We have been scratching our heads at NL towers a bit. I mean we get kind of stuck between hypotheticals and factual hypotheticals. It is going to take a little time and not a little public money to resolve these. I think the majority’s reasoning is rather simplistic and potentially opens up the intentionality ballpark to any kind of intervening act which might have impacted on the original cause (even though we couldn’t possibly say so with any degree of certainty). Anyway, in the meantime, with congratulations to Kerry Bretherton and Laura Tweedy (I think), I’m off to eat my hat.
This judgment makes me really uneasy. While I was reading it I kept on expecting the grand reveal: the clear, logical explanation for why Din is still right, but also could be ignored. At the end I was confused. It wasn’t even like one of those situations where somebody explains something to you and it all seems right and then you go away and think about it and realise it’s all wrong – it just never seemed convincing. This talk of looking at s191 in some sort of isolation and concluding that a person became homeless intentionally, but then having to revisit the test differently when fitting s191 into s193 or s202 doesn’t make sense. s193 depends on a decision that a person is not intentionally homeless, and s191 tells you how to make that decision.
Having said all that, I think it arrives at the right answer on a purposive interpretation. It seems to me that references to queue jumping are unhelpful because they make too much of the connection between Part VI and Part VII of the Act (which is especially misleading nowadays with final offers of PRS accommodation). The purpose of the intentional homelessness test is surely to limit the more substantial assistance to people who are homeless through no fault of their own – it’s not about getting the assistance sooner (which is what queue jumping implies); it’s about getting it at all. It is true that the wording of s191 is all about how the applicant became homeless, but to meet its purpose it has to be read as why the applicant is homeless.
The problem with this judgment, to my mind, is that the Supreme Court are trying to make the law say what it should say, despite having previously confirmed what it actually does say. It’s not very satisfactory and it’s probably going to lead to a lot of challenges now.
Dave, shouldn’t that be a quad of SC cases, including Nzolameso?
Oops. Quite right. Keeping up is hard!
On my reading this appears to be a classic case of a decision in search of a justification.
Mother and baby should be rehoused is the logical and human conclusion of the facts. The law being an ass says that they shouldn’t.
Cue creative reasoning to not rewrite case law but have the right conclusion.
Personally Lord Carnwath’s assessment is correct.
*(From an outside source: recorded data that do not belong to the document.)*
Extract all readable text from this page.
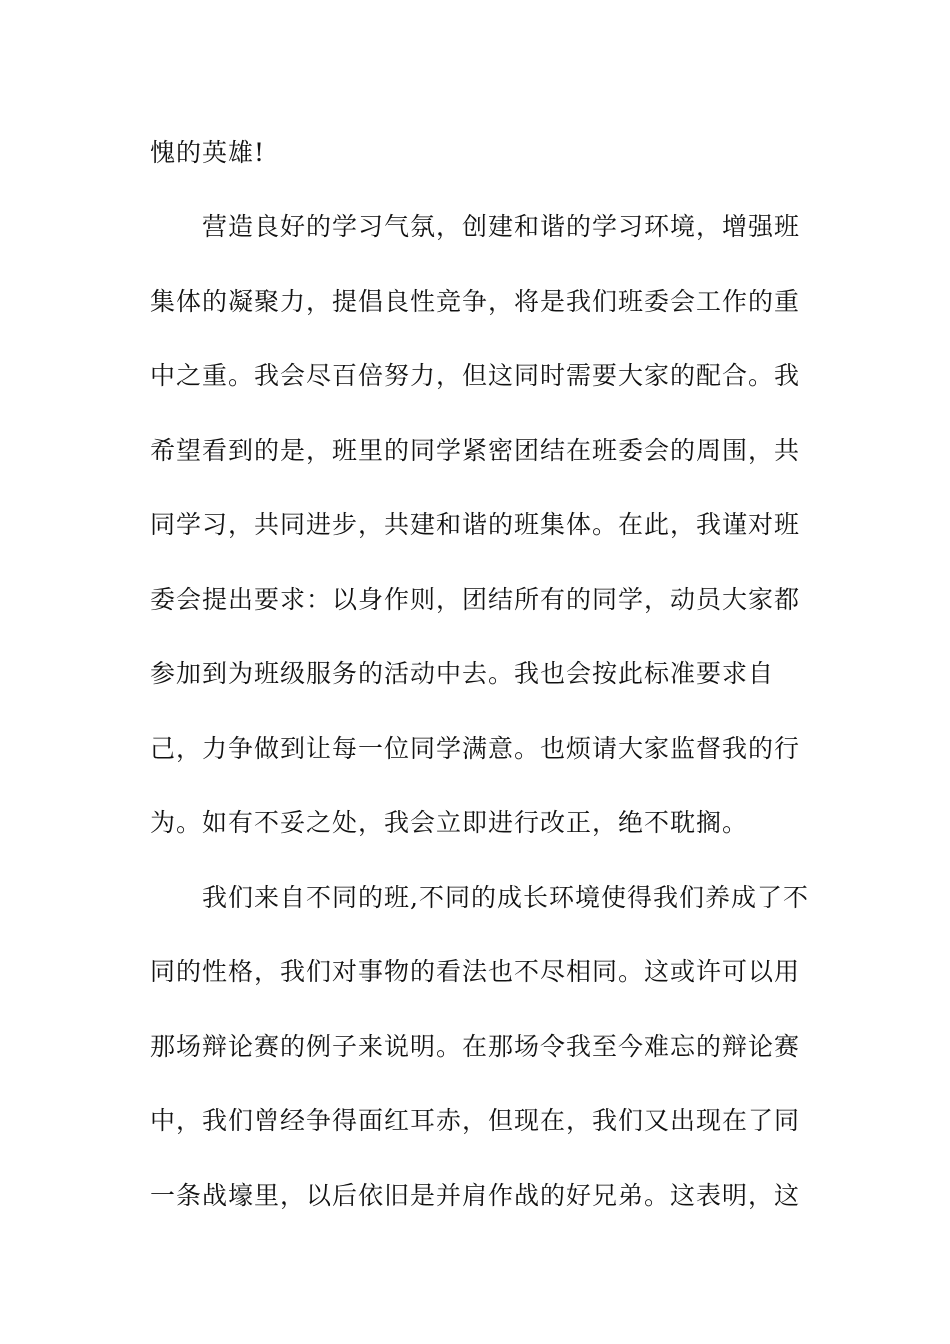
愧的英雄!
营造良好的学习气氛，创建和谐的学习环境，增强班
集体的凝聚力，提倡良性竞争，将是我们班委会工作的重
中之重。我会尽百倍努力，但这同时需要大家的配合。我
希望看到的是，班里的同学紧密团结在班委会的周围，共
同学习，共同进步，共建和谐的班集体。在此，我谨对班
委会提出要求：以身作则，团结所有的同学，动员大家都
参加到为班级服务的活动中去。我也会按此标准要求自
己，力争做到让每一位同学满意。也烦请大家监督我的行
为。如有不妥之处，我会立即进行改正，绝不耽搁。
我们来自不同的班,不同的成长环境使得我们养成了不
同的性格，我们对事物的看法也不尽相同。这或许可以用
那场辩论赛的例子来说明。在那场令我至今难忘的辩论赛
中，我们曾经争得面红耳赤，但现在，我们又出现在了同
一条战壕里，以后依旧是并肩作战的好兄弟。这表明，这
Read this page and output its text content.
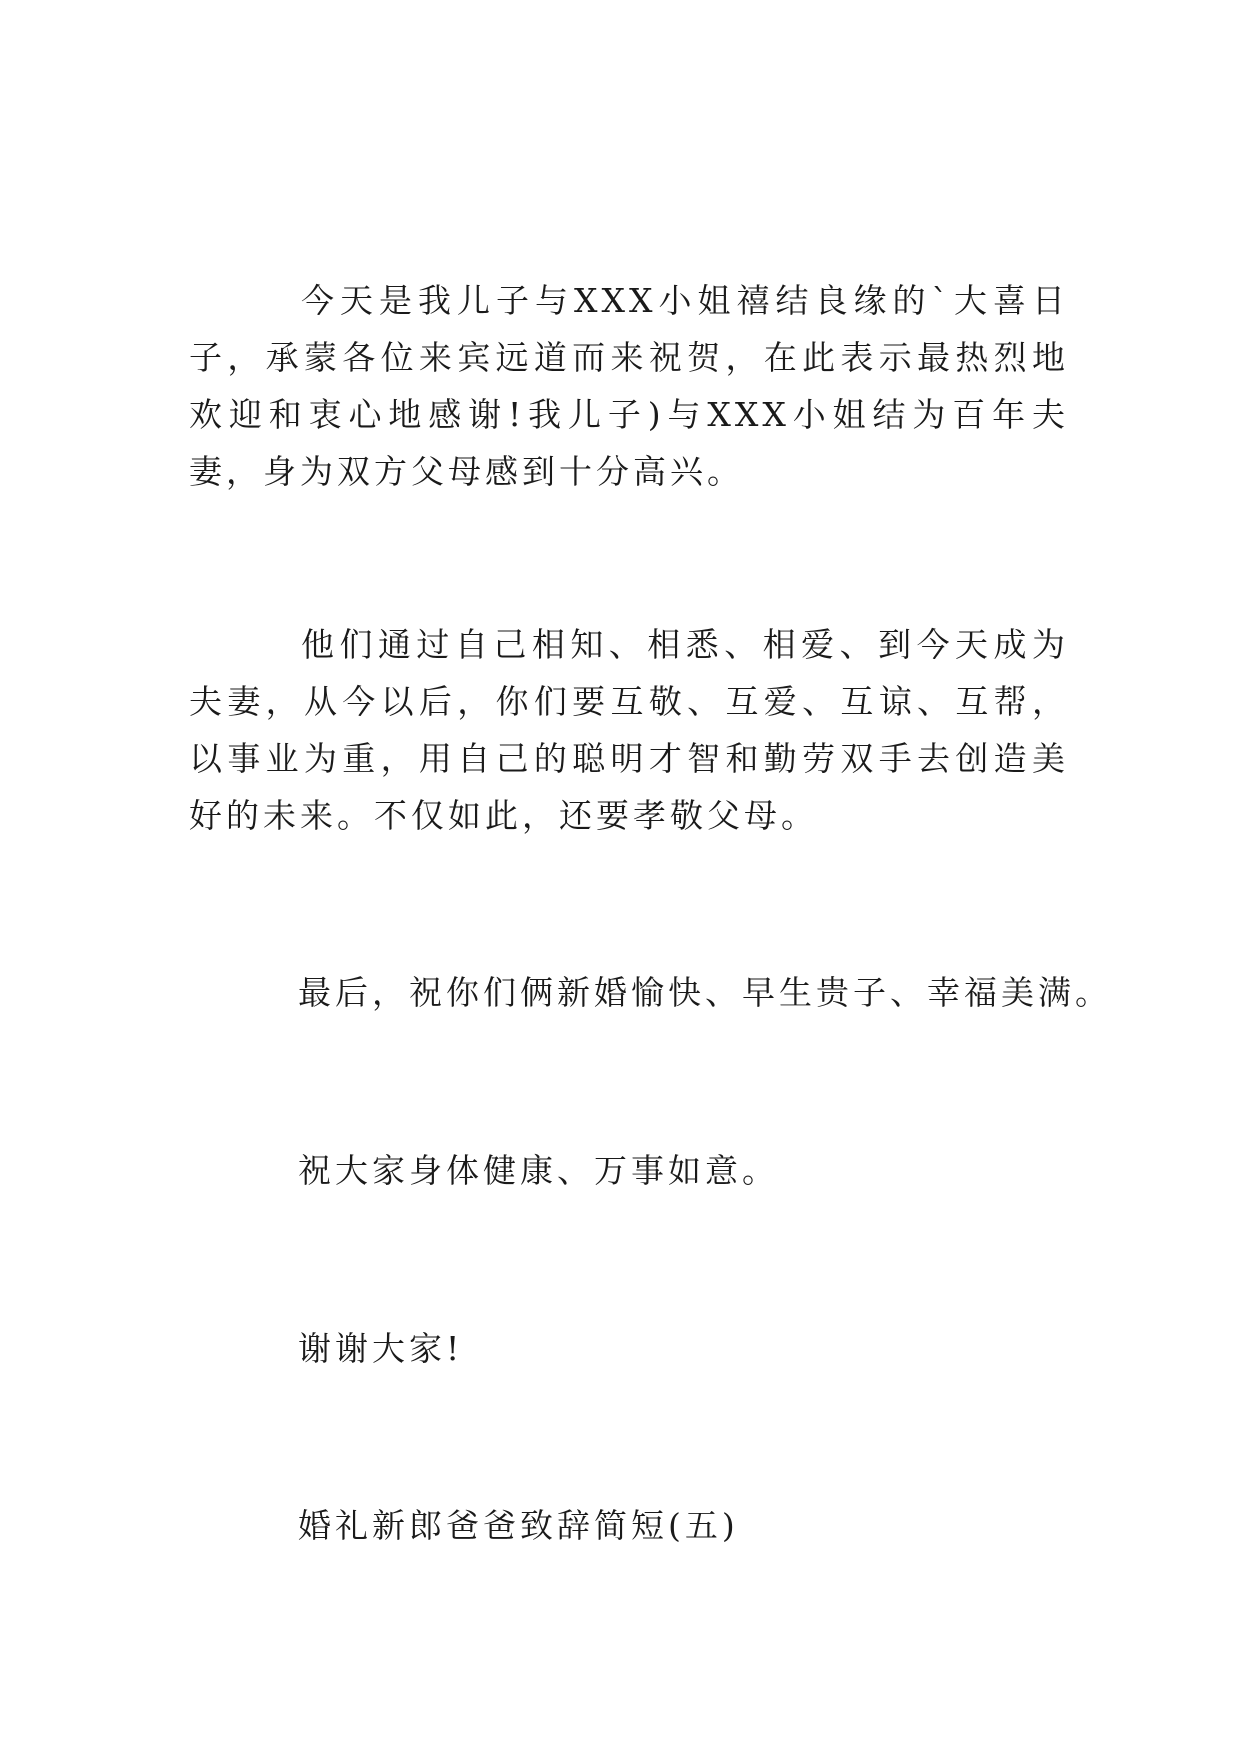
今天是我儿子与XXX小姐禧结良缘的`大喜日子，承蒙各位来宾远道而来祝贺，在此表示最热烈地欢迎和衷心地感谢!我儿子)与XXX小姐结为百年夫妻，身为双方父母感到十分高兴。

他们通过自己相知、相悉、相爱、到今天成为夫妻，从今以后，你们要互敬、互爱、互谅、互帮，以事业为重，用自己的聪明才智和勤劳双手去创造美好的未来。不仅如此，还要孝敬父母。

最后，祝你们俩新婚愉快、早生贵子、幸福美满。

祝大家身体健康、万事如意。

谢谢大家!

婚礼新郎爸爸致辞简短(五)
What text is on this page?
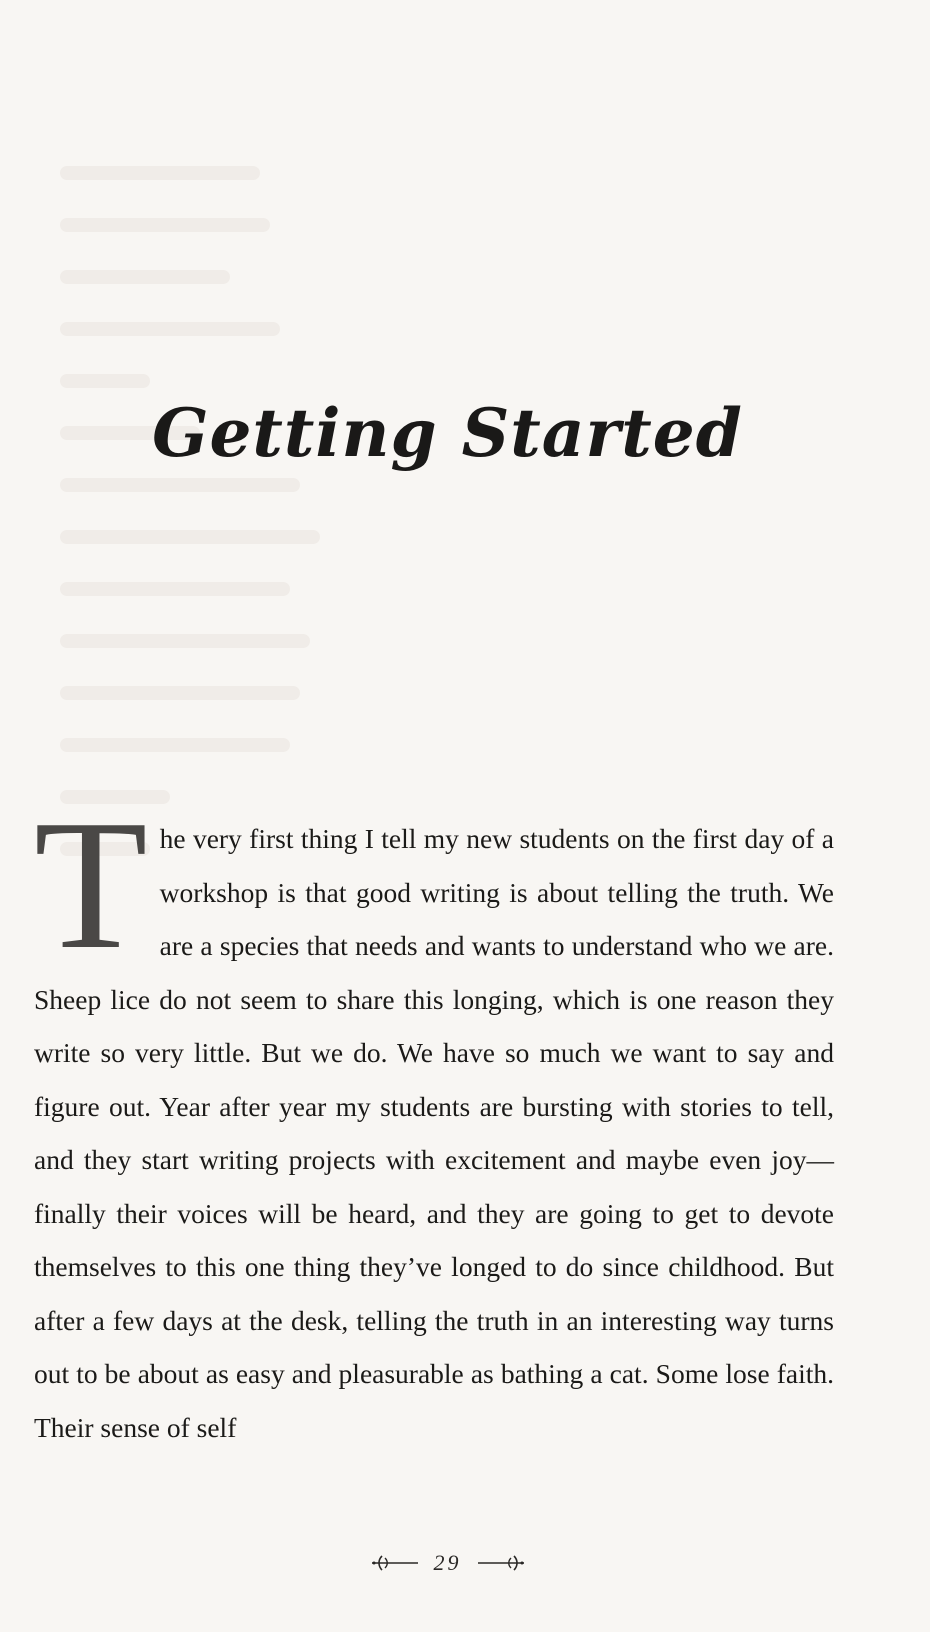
Getting Started

The very first thing I tell my new students on the first day of a workshop is that good writing is about telling the truth. We are a species that needs and wants to understand who we are. Sheep lice do not seem to share this longing, which is one reason they write so very little. But we do. We have so much we want to say and figure out. Year after year my students are bursting with stories to tell, and they start writing projects with excitement and maybe even joy—finally their voices will be heard, and they are going to get to devote themselves to this one thing they’ve longed to do since childhood. But after a few days at the desk, telling the truth in an interesting way turns out to be about as easy and pleasurable as bathing a cat. Some lose faith. Their sense of self

29
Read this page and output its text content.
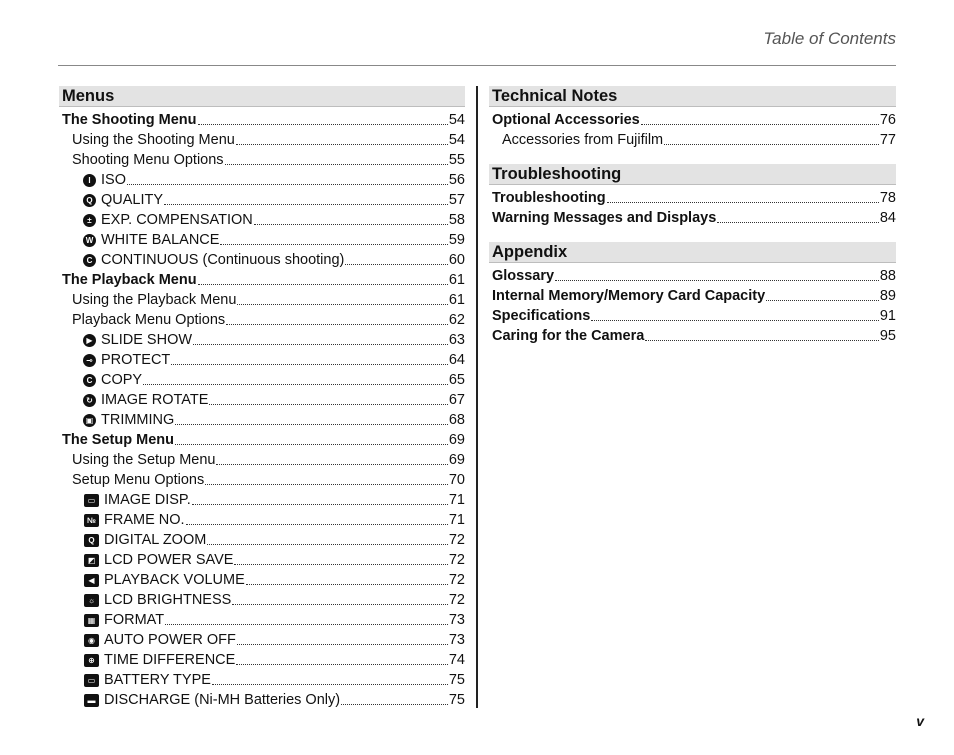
Table of Contents
Menus
The Shooting Menu	54
Using the Shooting Menu	54
Shooting Menu Options	55
I ISO	56
Q QUALITY	57
± EXP. COMPENSATION	58
W WHITE BALANCE	59
C CONTINUOUS (Continuous shooting)	60
The Playback Menu	61
Using the Playback Menu	61
Playback Menu Options	62
▶ SLIDE SHOW	63
⊸ PROTECT	64
C COPY	65
↻ IMAGE ROTATE	67
▣ TRIMMING	68
The Setup Menu	69
Using the Setup Menu	69
Setup Menu Options	70
▭ IMAGE DISP.	71
№ FRAME NO.	71
Q DIGITAL ZOOM	72
◩ LCD POWER SAVE	72
◀ PLAYBACK VOLUME	72
☼ LCD BRIGHTNESS	72
▦ FORMAT	73
◉ AUTO POWER OFF	73
⊕ TIME DIFFERENCE	74
▭ BATTERY TYPE	75
▬ DISCHARGE (Ni-MH Batteries Only)	75
Technical Notes
Optional Accessories	76
Accessories from Fujifilm	77
Troubleshooting
Troubleshooting	78
Warning Messages and Displays	84
Appendix
Glossary	88
Internal Memory/Memory Card Capacity	89
Specifications	91
Caring for the Camera	95
v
The Majority clearly would have rather have overruled Din but felt they did not have a sound basis to do so and so fudged it by saying its still good law.
Another case (or more likely a bunch of joined cases) will have to go up. I haven’t spoken to another housing lawyer who can clearly explain Lord Reed’s reasoning. I suspect LA’s will continue to rely on Din, it is still good law after all, Circuit judges will be left scratching their heads and will probably side at first instance with the LA (as they tend to do where there is some doubt).